Evander's own doctor assured him he might live forever, but must never box again. His problem was a non-compliant left ventrical which reduced the oxygen supply to his muscles and body tissues, and he would tire quickly.
Even good fighters can age noticeably overnight, and Holyfield surely did, but it wasn't long until he was back. Not for just one big-money battle with Mike Tyson, but two.... the first a classic, the second remembered only as the 'bite fight', that moment of madness during which iron-man Mike bit off a chunk of Evander's right ear.
It was the most outrageous foul in boxing history, and not only earned Tyson a one-year ban, plus lifetime of infamy, but might have kick-started a diminishing interest in the heavyweight division that has lasted nearly 10 years.
Bizarrely, Holyfield once confessed to biting an opponent himself.
"I was only 17 at the time," he grins, "and the fellow had me in an arm-lock and wouldn't let go. I tried to bite him on the shoulder, but happily he never told anybody."
The first time I ever saw Holyfield was in an Olympic ring, learning to play the Yugoslav version of three-card monte.
The game goes like this. The boy from Georgia was odds-on favourite for cruiserweight gold at the 1984 Los Angeles Games after belting three opponents into submission, then knocking out Kevin Barry, from New Zealand, in the second round.
Imagine the crowd's shock and displeasure, however, when their young hero was disqualified.

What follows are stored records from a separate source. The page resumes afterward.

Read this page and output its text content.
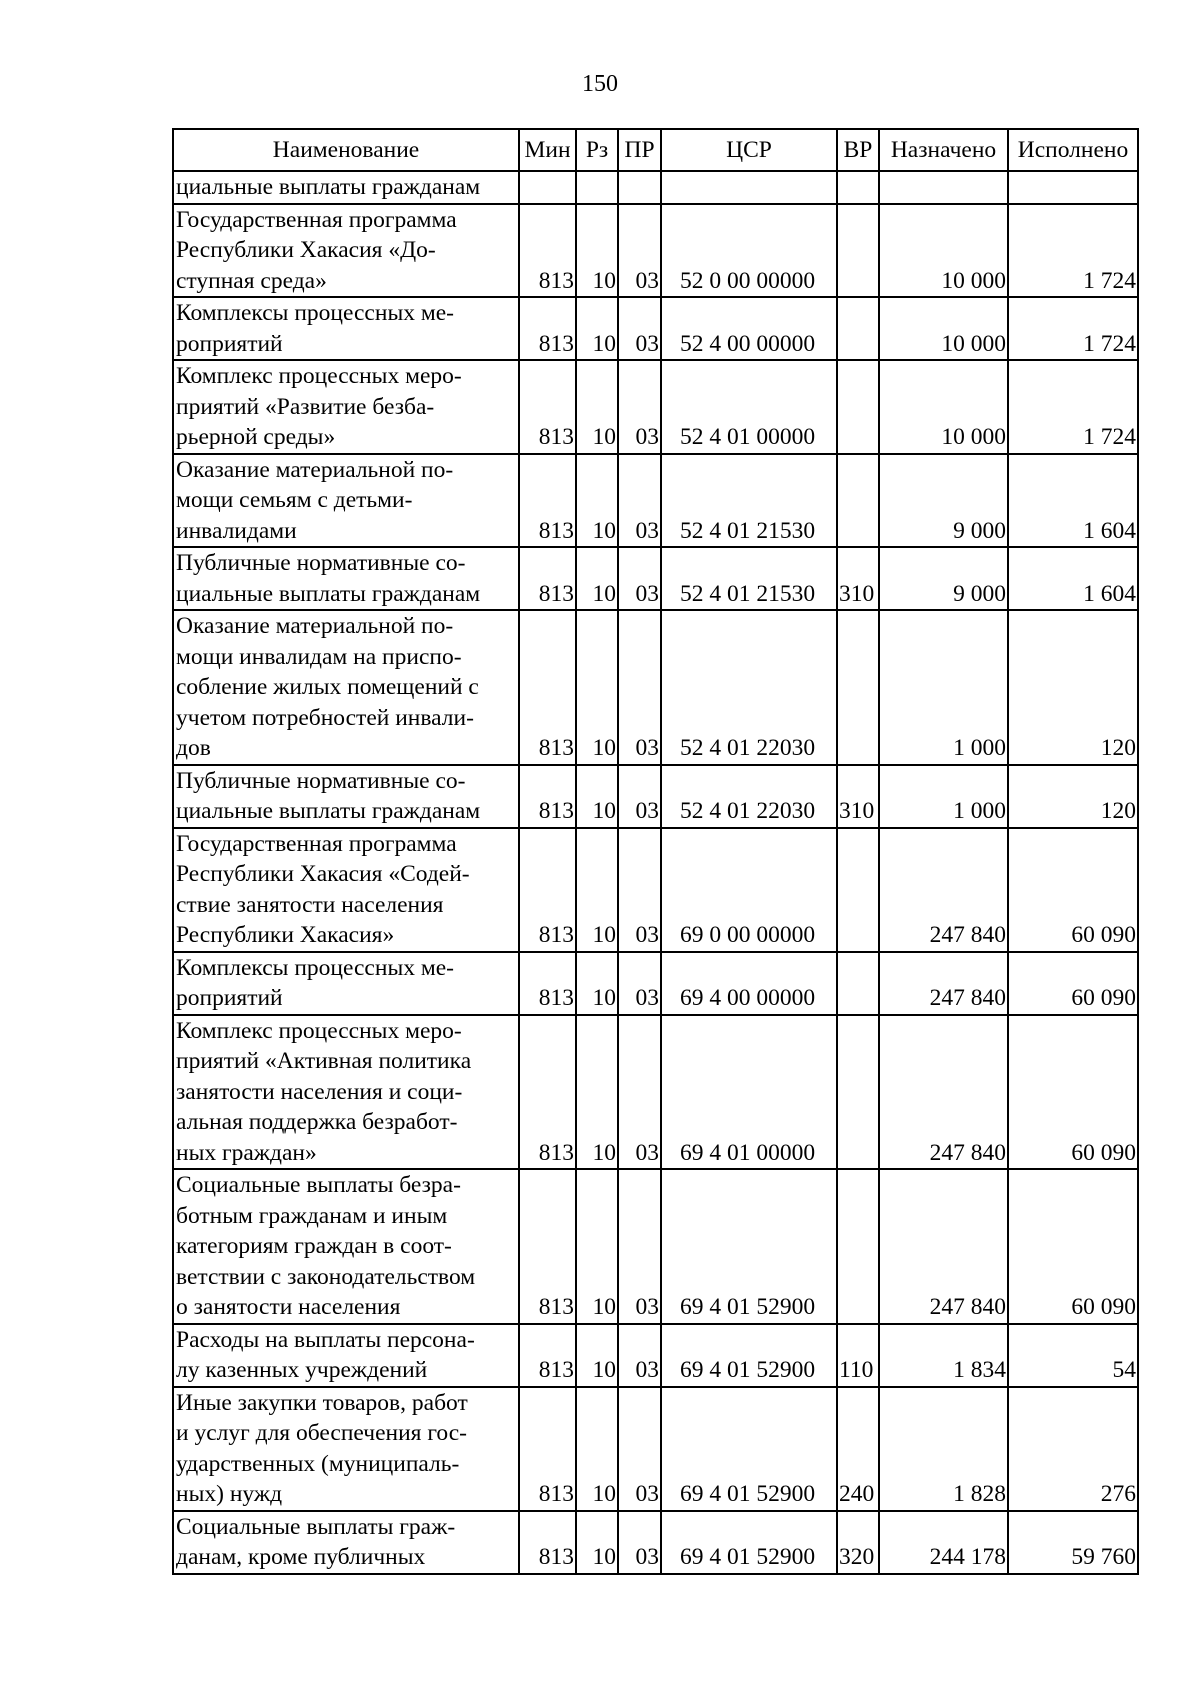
150
Наименование	Мин	Рз	ПР	ЦСР	ВР	Назначено	Исполнено
циальные выплаты гражданам							
Государственная программа
Республики Хакасия «До-
ступная среда»	813	10	03	52 0 00 00000		10 000	1 724
Комплексы процессных ме-
роприятий	813	10	03	52 4 00 00000		10 000	1 724
Комплекс процессных меро-
приятий «Развитие безба-
рьерной среды»	813	10	03	52 4 01 00000		10 000	1 724
Оказание материальной по-
мощи семьям с детьми-
инвалидами	813	10	03	52 4 01 21530		9 000	1 604
Публичные нормативные со-
циальные выплаты гражданам	813	10	03	52 4 01 21530	310	9 000	1 604
Оказание материальной по-
мощи инвалидам на приспо-
собление жилых помещений с
учетом потребностей инвали-
дов	813	10	03	52 4 01 22030		1 000	120
Публичные нормативные со-
циальные выплаты гражданам	813	10	03	52 4 01 22030	310	1 000	120
Государственная программа
Республики Хакасия «Содей-
ствие занятости населения
Республики Хакасия»	813	10	03	69 0 00 00000		247 840	60 090
Комплексы процессных ме-
роприятий	813	10	03	69 4 00 00000		247 840	60 090
Комплекс процессных меро-
приятий «Активная политика
занятости населения и соци-
альная поддержка безработ-
ных граждан»	813	10	03	69 4 01 00000		247 840	60 090
Социальные выплаты безра-
ботным гражданам и иным
категориям граждан в соот-
ветствии с законодательством
о занятости населения	813	10	03	69 4 01 52900		247 840	60 090
Расходы на выплаты персона-
лу казенных учреждений	813	10	03	69 4 01 52900	110	1 834	54
Иные закупки товаров, работ
и услуг для обеспечения гос-
ударственных (муниципаль-
ных) нужд	813	10	03	69 4 01 52900	240	1 828	276
Социальные выплаты граж-
данам, кроме публичных	813	10	03	69 4 01 52900	320	244 178	59 760
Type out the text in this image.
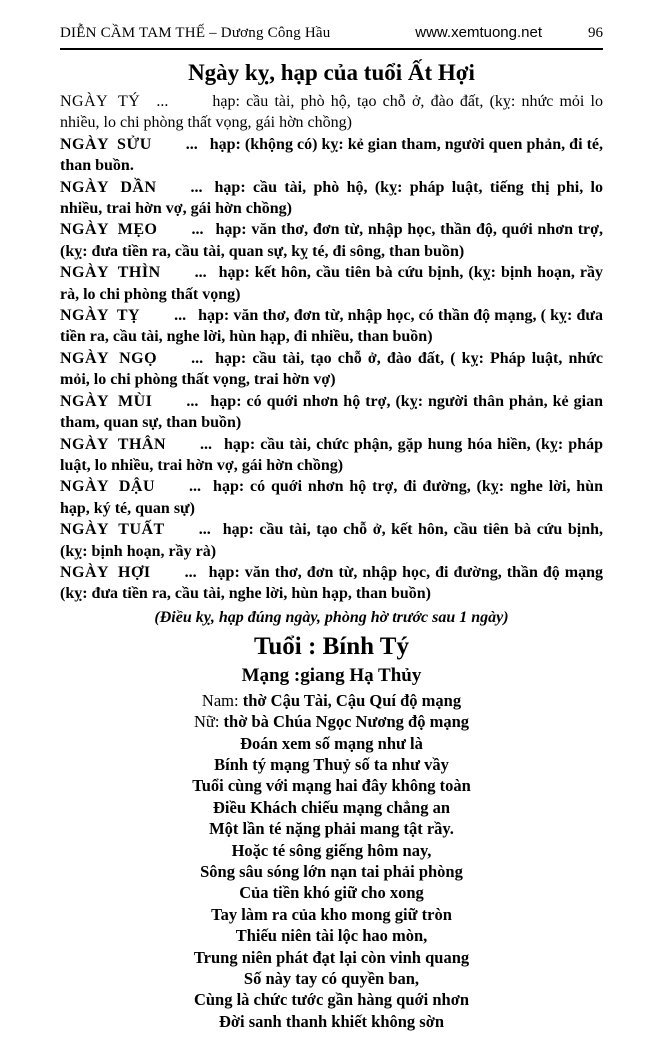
DIỄN CẦM TAM THẾ – Dương Công Hầu	www.xemtuong.net	96
Ngày kỵ, hạp của tuổi Ất Hợi

NGÀY TÝ ...	hạp: cầu tài, phò hộ, tạo chỗ ở, đào đất, (kỵ: nhức mỏi lo nhiều, lo chi phòng thất vọng, gái hờn chồng)

NGÀY SỬU ... hạp: (khộng có) kỵ: kẻ gian tham, người quen phản, đi té, than buồn.

NGÀY DẦN ... hạp: cầu tài, phò hộ, (kỵ: pháp luật, tiếng thị phi, lo nhiều, trai hờn vợ, gái hờn chồng)

NGÀY MẸO ... hạp: văn thơ, đơn từ, nhập học, thần độ, quới nhơn trợ, (kỵ: đưa tiền ra, cầu tài, quan sự, kỵ té, đi sông, than buồn)

NGÀY THÌN ... hạp: kết hôn, cầu tiên bà cứu bịnh, (kỵ: bịnh hoạn, rầy rà, lo chi phòng thất vọng)

NGÀY TỴ ... hạp: văn thơ, đơn từ, nhập học, có thần độ mạng, ( kỵ: đưa tiền ra, cầu tài, nghe lời, hùn hạp, đi nhiều, than buồn)

NGÀY NGỌ ... hạp: cầu tài, tạo chỗ ở, đào đất, ( kỵ: Pháp luật, nhức mỏi, lo chi phòng thất vọng, trai hờn vợ)

NGÀY MÙI ... hạp: có quới nhơn hộ trợ, (kỵ: người thân phản, kẻ gian tham, quan sự, than buồn)

NGÀY THÂN ... hạp: cầu tài, chức phận, gặp hung hóa hiền, (kỵ: pháp luật, lo nhiều, trai hờn vợ, gái hờn chồng)

NGÀY DẬU ... hạp: có quới nhơn hộ trợ, đi đường, (kỵ: nghe lời, hùn hạp, ký té, quan sự)

NGÀY TUẤT ... hạp: cầu tài, tạo chỗ ở, kết hôn, cầu tiên bà cứu bịnh, (kỵ: bịnh hoạn, rầy rà)

NGÀY HỢI ... hạp: văn thơ, đơn từ, nhập học, đi đường, thần độ mạng (kỵ: đưa tiền ra, cầu tài, nghe lời, hùn hạp, than buồn)

(Điều kỵ, hạp đúng ngày, phòng hờ trước sau 1 ngày)

Tuổi : Bính Tý
Mạng :giang Hạ Thủy

Nam: thờ Cậu Tài, Cậu Quí độ mạng

Nữ: thờ bà Chúa Ngọc Nương độ mạng

Đoán xem số mạng như là

Bính tý mạng Thuỷ số ta như vầy

Tuổi cùng với mạng hai đây không toàn

Điều Khách chiếu mạng chẳng an

Một lần té nặng phải mang tật rầy.

Hoặc té sông giếng hôm nay,

Sông sâu sóng lớn nạn tai phải phòng

Của tiền khó giữ cho xong

Tay làm ra của kho mong giữ tròn

Thiếu niên tài lộc hao mòn,

Trung niên phát đạt lại còn vinh quang

Số này tay có quyền ban,

Cùng là chức tước gần hàng quới nhơn

Đời sanh thanh khiết không sờn
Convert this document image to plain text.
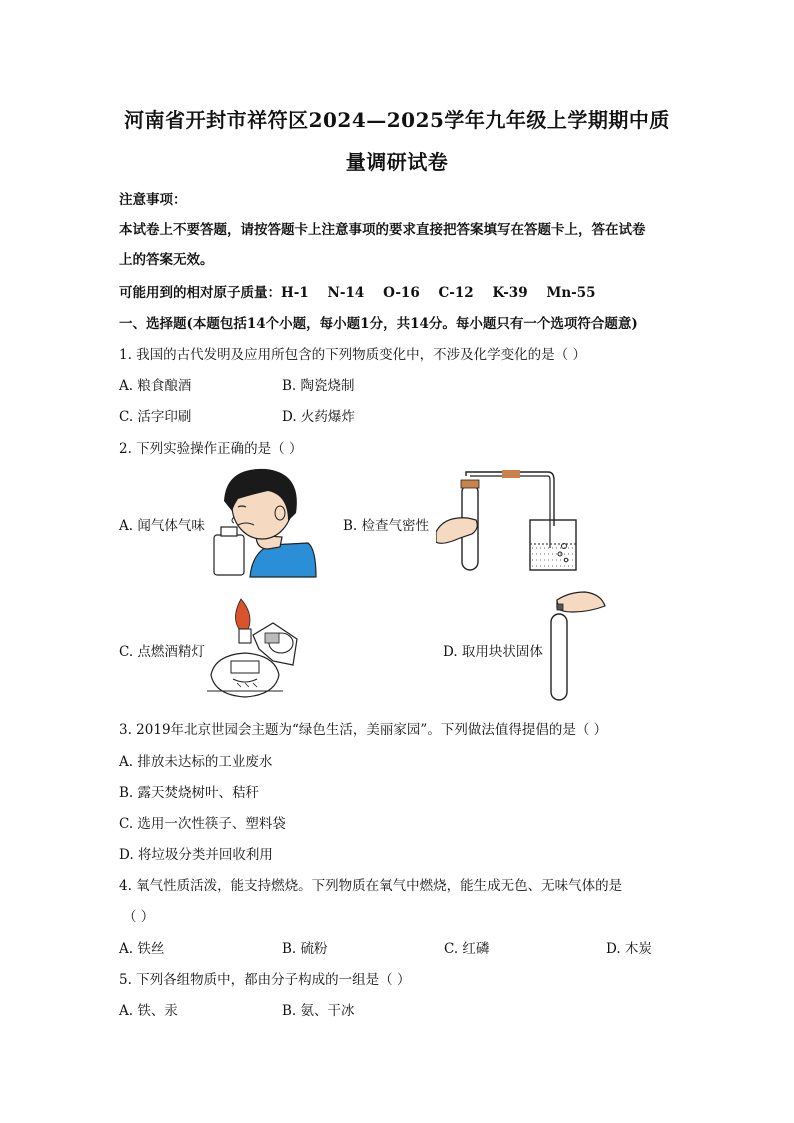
河南省开封市祥符区2024—2025学年九年级上学期期中质
量调研试卷
注意事项：
本试卷上不要答题，请按答题卡上注意事项的要求直接把答案填写在答题卡上，答在试卷
上的答案无效。
可能用到的相对原子质量：H-1    N-14    O-16    C-12    K-39    Mn-55
一、选择题(本题包括14个小题，每小题1分，共14分。每小题只有一个选项符合题意)
1. 我国的古代发明及应用所包含的下列物质变化中，不涉及化学变化的是（ ）
A. 粮食酿酒	B. 陶瓷烧制
C. 活字印刷	D. 火药爆炸
2. 下列实验操作正确的是（ ）
A. 闻气体气味	B. 检查气密性
C. 点燃酒精灯	D. 取用块状固体
3. 2019年北京世园会主题为“绿色生活，美丽家园”。下列做法值得提倡的是（ ）
A. 排放未达标的工业废水
B. 露天焚烧树叶、秸秆
C. 选用一次性筷子、塑料袋
D. 将垃圾分类并回收利用
4. 氧气性质活泼，能支持燃烧。下列物质在氧气中燃烧，能生成无色、无味气体的是
（ ）
A. 铁丝	B. 硫粉	C. 红磷	D. 木炭
5. 下列各组物质中，都由分子构成的一组是（ ）
A. 铁、汞	B. 氨、干冰
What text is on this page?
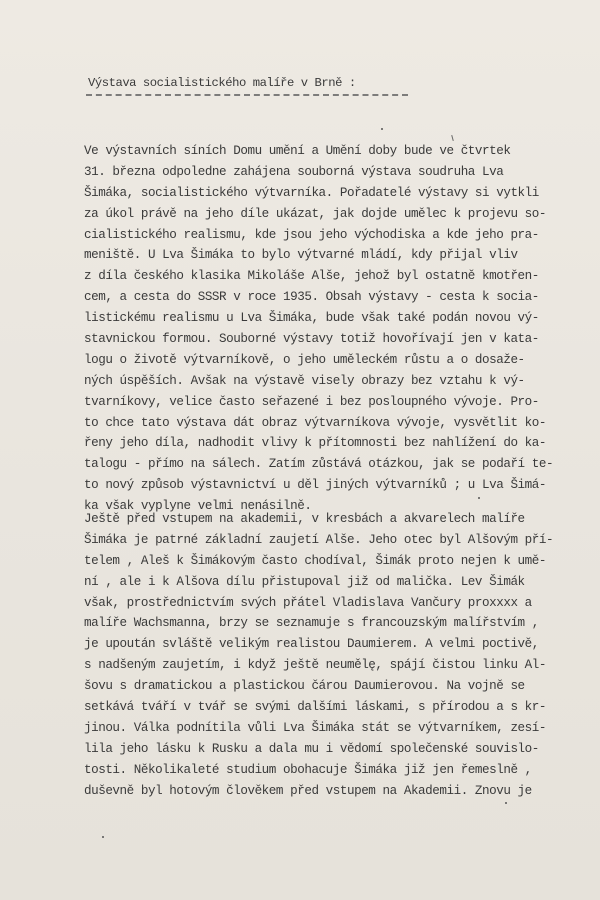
Výstava socialistického malíře v Brně :
Ve výstavních síních Domu umění a Umění doby bude ve čtvrtek
31. března odpoledne zahájena souborná výstava soudruha Lva
Šimáka, socialistického výtvarníka. Pořadatelé výstavy si vytkli
za úkol právě na jeho díle ukázat, jak dojde umělec k projevu so-
cialistického realismu, kde jsou jeho východiska a kde jeho pra-
meniště. U Lva Šimáka to bylo výtvarné mládí, kdy přijal vliv
z díla českého klasika Mikoláše Alše, jehož byl ostatně kmotřen-
cem, a cesta do SSSR v roce 1935. Obsah výstavy - cesta k socia-
listickému realismu u Lva Šimáka, bude však také podán novou vý-
stavnickou formou. Souborné výstavy totiž hovořívají jen v kata-
logu o životě výtvarníkově, o jeho uměleckém růstu a o dosaže-
ných úspěších. Avšak na výstavě visely obrazy bez vztahu k vý-
tvarníkovy, velice často seřazené i bez posloupného vývoje. Pro-
to chce tato výstava dát obraz výtvarníkova vývoje, vysvětlit ko-
řeny jeho díla, nadhodit vlivy k přítomnosti bez nahlížení do ka-
talogu - přímo na sálech. Zatím zůstává otázkou, jak se podaří te-
to nový způsob výstavnictví u děl jiných výtvarníků ; u Lva Šimá-
ka však vyplyne velmi nenásilně.
Ještě před vstupem na akademii, v kresbách a akvarelech malíře
Šimáka je patrné základní zaujetí Alše. Jeho otec byl Alšovým pří-
telem , Aleš k Šimákovým často chodíval, Šimák proto nejen k umě-
ní , ale i k Alšova dílu přistupoval již od malička. Lev Šimák
však, prostřednictvím svých přátel Vladislava Vančury proxxxx a
malíře Wachsmanna, brzy se seznamuje s francouzským malířstvím ,
je upoután svláště velikým realistou Daumierem. A velmi poctivě,
s nadšeným zaujetím, i když ještě neumělę, spájí čistou linku Al-
šovu s dramatickou a plastickou čárou Daumierovou. Na vojně se
setkává tváří v tvář se svými dalšími láskami, s přírodou a s kr-
jinou. Válka podnítila vůli Lva Šimáka stát se výtvarníkem, zesí-
lila jeho lásku k Rusku a dala mu i vědomí společenské souvislo-
tosti. Několikaleté studium obohacuje Šimáka již jen řemeslně ,
duševně byl hotovým člověkem před vstupem na Akademii. Znovu je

Evander's winning punch had landed after the referee, a Yugoslav, shouted 'break', thus making Josipovic, by coincidence also a Yugoslav, the gift of the title when, by rule, Barry couldn't box in the final. Josipovic, a handsome young student, later won a lot of friends by inviting Holyfield to join him on the gold-medal rostrum.
Holyfield was the world's best light-heavyweights before stepping up a division, and, in my book, has never known what it's like to have an easy fight.
Already a Hall of Famer, his record includes wins over Foreman, Holmes, Bowe and Rahman, but after 52 hard fights (eight defeats) spanning 23 years, he's now only a rusted remnant of the man who twice brawled with Lennox Lewis, and tattooed Tyson. His return to challenge Ibragimov, 12 years younger and only once a loser in over 20 contests, can only be read as a damning indictment of how thin on the ground heavyweight talent is right now.
Holyfield goes to church, reads the Bible, and talks about God and spirituality. "Take his theology away from him, though, as sportswriters tend to do, and you might as well shear the hair from Samson," wrote Tom Junod in 'Prayers Answered'. "Then, he becomes a lesser man - very polite, very nice, and very boring."
Archie Moore, Larry Holmes, Bob Fitzsimmons, and Foreman were all in their fabulous 40's when they scaled Everest for the last time, so who can be sure Holyfield won't do it? Evander has already earned over 200 million dollars with his fists, and doesn't need the money. He's taking a big risk trying to cheat the march of time. I'm sure he realises that!